A PowerPoint presentation can activate the language-processing parts of the brain that decode words into meaning (aka Broca’s area and Wernicke’s area). But when someone tells us a story, not only do the language-processing parts in our brain light up, but so too do any and all other parts of our brain that we would use if we were actually experiencing the events related in said story (according to brain scans by researchers in Spain).

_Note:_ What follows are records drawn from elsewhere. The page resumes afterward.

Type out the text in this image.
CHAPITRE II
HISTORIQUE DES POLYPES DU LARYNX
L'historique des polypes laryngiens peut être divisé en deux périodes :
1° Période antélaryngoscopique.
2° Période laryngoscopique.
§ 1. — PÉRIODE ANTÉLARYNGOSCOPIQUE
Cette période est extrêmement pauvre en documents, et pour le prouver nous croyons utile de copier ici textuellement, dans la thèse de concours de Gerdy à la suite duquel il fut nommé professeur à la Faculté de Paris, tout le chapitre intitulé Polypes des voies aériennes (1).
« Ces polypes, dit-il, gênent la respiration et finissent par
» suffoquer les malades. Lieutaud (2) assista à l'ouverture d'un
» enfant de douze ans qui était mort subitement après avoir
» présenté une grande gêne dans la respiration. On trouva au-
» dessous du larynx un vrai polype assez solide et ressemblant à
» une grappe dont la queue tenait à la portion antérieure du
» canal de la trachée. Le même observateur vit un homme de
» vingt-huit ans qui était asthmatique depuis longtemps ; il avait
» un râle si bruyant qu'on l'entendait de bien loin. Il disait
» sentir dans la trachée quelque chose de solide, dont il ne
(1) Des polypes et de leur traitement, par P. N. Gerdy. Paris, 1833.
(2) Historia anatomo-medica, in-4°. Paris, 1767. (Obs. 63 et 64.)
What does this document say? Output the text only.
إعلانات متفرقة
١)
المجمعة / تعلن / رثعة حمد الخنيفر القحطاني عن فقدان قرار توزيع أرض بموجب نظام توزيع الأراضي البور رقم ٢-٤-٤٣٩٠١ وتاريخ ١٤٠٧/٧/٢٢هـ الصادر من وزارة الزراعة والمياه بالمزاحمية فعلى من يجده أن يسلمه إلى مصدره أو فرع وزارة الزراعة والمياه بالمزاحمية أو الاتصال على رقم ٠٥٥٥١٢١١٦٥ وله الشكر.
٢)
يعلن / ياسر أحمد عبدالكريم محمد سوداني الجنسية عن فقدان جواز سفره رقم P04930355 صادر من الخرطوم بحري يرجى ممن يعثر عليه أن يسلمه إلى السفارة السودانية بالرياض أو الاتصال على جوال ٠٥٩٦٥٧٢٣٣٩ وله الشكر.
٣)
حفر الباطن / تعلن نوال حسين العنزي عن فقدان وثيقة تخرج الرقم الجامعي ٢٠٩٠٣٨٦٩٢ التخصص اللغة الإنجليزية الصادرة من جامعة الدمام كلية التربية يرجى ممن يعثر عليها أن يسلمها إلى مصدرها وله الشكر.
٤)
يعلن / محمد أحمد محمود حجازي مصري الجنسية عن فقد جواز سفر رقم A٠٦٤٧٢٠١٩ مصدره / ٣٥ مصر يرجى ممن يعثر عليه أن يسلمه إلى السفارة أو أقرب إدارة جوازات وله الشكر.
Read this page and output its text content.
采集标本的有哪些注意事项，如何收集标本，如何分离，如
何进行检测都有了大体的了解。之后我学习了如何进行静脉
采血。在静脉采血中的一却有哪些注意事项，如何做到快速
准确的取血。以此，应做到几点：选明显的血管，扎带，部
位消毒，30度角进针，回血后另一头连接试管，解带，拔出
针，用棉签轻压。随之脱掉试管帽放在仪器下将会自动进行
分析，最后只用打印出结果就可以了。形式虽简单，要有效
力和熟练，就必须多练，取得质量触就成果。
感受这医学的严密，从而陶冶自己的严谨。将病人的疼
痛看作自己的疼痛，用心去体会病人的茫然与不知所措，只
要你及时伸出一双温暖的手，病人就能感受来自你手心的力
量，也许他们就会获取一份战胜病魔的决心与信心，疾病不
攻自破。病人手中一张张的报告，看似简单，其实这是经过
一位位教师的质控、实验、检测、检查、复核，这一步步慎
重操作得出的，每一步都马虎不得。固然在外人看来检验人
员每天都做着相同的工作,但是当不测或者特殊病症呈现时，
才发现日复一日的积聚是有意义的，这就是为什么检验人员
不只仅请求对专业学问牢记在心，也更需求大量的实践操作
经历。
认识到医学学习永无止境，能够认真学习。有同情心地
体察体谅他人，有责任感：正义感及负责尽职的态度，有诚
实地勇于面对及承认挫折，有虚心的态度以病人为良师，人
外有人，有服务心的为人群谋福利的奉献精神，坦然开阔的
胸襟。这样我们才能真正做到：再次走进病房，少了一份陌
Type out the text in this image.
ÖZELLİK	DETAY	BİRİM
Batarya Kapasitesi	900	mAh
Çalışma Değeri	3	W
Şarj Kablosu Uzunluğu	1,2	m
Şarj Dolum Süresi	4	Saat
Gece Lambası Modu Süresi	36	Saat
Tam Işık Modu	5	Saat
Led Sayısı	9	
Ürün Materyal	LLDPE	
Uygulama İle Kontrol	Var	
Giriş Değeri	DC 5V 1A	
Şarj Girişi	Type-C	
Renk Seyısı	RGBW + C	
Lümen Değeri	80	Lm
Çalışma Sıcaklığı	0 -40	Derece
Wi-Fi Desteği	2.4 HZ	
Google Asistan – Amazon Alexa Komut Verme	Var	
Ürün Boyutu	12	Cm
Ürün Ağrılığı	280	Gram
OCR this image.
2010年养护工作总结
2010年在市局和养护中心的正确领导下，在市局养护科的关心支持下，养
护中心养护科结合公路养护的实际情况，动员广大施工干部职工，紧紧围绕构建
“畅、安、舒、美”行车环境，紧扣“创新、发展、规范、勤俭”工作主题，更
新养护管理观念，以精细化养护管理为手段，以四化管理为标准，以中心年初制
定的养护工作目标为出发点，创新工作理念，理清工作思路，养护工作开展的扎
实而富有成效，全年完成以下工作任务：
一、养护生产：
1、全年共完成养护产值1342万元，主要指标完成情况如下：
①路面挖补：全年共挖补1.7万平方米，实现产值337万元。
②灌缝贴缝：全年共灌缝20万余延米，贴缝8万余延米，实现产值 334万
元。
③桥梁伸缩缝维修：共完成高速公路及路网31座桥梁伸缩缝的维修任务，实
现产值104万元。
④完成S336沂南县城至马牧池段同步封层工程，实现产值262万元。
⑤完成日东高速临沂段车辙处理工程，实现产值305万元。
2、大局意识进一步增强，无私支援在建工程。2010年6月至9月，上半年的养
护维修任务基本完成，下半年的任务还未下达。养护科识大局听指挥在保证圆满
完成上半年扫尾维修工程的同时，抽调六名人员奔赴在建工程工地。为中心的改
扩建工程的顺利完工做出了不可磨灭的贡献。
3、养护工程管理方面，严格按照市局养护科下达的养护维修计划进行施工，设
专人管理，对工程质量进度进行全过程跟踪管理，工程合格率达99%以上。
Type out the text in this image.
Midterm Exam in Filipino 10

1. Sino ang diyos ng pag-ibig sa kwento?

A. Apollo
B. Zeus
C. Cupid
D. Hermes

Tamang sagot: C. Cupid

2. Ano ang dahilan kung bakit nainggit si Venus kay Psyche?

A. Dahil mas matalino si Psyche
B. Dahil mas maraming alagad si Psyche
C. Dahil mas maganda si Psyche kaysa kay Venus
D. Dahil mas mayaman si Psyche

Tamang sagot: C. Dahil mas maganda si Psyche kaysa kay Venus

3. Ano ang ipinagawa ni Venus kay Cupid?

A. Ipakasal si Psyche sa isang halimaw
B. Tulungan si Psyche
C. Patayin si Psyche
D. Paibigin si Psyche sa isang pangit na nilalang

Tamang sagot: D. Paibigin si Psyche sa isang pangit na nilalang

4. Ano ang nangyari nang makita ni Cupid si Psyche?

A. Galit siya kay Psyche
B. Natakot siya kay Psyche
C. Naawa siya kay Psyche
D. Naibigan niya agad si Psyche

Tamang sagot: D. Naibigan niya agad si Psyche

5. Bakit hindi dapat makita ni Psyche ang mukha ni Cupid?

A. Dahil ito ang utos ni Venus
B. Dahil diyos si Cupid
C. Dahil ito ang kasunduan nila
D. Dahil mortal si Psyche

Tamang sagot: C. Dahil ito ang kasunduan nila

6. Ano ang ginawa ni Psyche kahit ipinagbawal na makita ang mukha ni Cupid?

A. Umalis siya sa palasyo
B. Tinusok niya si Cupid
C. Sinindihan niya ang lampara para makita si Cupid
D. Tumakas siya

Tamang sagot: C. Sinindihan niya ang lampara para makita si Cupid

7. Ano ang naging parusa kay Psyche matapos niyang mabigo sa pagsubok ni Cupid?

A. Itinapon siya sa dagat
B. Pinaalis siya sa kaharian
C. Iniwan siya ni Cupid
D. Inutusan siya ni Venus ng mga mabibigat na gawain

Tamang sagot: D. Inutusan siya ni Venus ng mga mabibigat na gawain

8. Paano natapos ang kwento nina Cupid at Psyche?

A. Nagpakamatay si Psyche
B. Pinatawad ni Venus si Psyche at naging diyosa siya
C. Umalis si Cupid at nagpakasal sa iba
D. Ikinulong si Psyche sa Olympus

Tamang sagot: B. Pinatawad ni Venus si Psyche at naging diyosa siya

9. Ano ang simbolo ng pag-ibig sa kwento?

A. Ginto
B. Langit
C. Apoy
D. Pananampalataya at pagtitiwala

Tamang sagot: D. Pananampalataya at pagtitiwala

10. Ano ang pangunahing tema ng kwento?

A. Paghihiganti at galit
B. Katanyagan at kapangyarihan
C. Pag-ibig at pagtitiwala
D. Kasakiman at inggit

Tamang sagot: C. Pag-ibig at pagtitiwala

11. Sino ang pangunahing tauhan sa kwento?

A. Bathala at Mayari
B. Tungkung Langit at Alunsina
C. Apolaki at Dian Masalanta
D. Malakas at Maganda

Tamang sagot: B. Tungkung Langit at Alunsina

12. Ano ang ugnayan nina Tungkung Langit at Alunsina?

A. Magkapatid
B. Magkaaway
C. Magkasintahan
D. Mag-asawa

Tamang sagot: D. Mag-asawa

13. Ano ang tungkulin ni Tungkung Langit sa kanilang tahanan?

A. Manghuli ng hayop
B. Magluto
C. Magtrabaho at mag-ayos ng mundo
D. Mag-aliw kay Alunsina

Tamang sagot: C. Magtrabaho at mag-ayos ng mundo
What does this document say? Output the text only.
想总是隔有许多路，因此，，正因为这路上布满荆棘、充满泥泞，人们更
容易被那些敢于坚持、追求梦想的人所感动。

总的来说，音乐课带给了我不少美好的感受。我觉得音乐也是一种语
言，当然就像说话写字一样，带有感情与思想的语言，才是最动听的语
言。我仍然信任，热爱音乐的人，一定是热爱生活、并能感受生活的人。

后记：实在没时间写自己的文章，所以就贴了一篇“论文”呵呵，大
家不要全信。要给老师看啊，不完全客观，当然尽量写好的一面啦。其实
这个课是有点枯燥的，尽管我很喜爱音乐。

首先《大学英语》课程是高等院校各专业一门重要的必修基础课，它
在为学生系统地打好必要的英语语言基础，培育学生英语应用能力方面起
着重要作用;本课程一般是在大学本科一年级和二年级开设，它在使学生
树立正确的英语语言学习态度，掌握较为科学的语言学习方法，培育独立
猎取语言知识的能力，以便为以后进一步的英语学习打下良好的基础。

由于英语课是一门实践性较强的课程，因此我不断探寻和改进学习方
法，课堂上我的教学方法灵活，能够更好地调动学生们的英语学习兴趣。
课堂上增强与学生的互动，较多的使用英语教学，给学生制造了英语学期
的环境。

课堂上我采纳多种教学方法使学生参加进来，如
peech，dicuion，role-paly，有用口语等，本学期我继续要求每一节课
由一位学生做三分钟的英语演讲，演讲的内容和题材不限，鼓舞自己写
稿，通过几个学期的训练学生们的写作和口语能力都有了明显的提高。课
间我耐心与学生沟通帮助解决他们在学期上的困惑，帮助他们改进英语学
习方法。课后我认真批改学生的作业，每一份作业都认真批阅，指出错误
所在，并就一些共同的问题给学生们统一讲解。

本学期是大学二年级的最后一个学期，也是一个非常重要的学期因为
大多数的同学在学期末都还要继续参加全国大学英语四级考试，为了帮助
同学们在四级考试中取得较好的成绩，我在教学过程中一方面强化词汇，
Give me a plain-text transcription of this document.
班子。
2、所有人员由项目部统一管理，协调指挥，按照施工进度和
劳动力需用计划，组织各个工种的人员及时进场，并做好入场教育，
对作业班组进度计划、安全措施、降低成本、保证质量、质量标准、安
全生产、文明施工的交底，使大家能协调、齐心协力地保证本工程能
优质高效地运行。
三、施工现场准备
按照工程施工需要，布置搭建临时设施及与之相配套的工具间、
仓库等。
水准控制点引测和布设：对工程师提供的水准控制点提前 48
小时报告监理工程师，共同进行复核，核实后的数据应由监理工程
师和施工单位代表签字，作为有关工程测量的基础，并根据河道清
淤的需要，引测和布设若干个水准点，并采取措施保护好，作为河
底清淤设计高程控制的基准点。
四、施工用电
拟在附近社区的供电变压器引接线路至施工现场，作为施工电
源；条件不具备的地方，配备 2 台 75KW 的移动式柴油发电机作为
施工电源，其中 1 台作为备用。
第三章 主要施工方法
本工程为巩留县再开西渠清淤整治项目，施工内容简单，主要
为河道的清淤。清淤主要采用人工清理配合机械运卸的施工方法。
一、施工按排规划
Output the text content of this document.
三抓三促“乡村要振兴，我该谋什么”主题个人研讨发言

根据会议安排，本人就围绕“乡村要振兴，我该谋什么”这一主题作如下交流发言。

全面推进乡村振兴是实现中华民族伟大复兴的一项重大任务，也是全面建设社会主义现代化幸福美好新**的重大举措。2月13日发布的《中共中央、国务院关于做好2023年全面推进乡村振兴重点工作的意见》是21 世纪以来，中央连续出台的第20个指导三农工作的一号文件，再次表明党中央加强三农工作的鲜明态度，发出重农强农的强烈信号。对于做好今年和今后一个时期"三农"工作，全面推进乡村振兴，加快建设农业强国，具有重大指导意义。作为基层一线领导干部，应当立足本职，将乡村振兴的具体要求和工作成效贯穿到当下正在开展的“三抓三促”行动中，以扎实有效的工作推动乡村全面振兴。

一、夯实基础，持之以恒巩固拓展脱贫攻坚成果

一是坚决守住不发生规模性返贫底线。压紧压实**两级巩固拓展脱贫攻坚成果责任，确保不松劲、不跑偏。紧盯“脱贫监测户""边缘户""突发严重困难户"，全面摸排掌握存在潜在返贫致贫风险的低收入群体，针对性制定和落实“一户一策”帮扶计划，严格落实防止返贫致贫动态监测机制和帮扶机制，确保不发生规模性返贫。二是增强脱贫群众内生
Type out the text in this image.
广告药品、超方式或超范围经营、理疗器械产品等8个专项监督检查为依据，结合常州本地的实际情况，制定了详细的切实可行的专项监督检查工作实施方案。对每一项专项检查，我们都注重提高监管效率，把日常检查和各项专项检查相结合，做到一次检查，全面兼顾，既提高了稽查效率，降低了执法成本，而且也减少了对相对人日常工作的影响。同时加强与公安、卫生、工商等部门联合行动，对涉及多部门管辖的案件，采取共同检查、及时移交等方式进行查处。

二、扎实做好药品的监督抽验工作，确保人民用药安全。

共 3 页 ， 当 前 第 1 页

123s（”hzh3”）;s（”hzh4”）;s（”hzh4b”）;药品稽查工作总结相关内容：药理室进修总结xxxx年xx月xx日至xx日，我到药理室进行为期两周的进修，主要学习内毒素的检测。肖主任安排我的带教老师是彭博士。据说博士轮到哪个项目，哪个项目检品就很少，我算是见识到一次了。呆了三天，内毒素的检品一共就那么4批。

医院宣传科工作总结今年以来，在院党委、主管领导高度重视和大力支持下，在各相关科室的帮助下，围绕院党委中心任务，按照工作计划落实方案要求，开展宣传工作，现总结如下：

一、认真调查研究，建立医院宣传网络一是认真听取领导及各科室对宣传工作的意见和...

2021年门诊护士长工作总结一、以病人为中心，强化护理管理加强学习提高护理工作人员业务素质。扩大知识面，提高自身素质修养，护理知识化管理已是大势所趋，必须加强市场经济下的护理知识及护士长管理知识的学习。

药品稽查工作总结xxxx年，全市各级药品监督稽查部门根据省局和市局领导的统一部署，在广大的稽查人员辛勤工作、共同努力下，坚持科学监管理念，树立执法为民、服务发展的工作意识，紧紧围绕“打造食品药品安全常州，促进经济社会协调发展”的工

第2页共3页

Listen to someone raving about a delicious meal they had in a restaurant—or even simply read or hear richly metaphorical language, such as “her voice was gritty” or “he had iron forearms”—and your sensory cortex lights up. Words like “perfume” and “coffee” trigger activity in the primary olfactory cortex. Listen to someone telling an action- or motion-packed narrative—even with simple phrases like “he swung the bat” or “she kicked the ball”—and your motor cortex lights up. 

The Way We're Wired

The brain, it appears, does not make much distinction between reading about, hearing about, or even dreaming about an experience and encountering it in real life; in each case, the same neurological regions are stimulated. It’s the reason Fido’s lips and extremities twitch while he’s dreaming on the rug in front of the fire. A story can put your whole brain to work.

So what does this mean for content creators?

Bottom line, if you have a story to tell, the more visually you tell it—the more immersively you tell it—the more potent its impact on an audience will be. Why? Because it’s how we as human beings are wired. We dream in pictorial narratives, albeit often highly disjointed ones. 

I've yet to meet anyone who dreams in PowerPoint.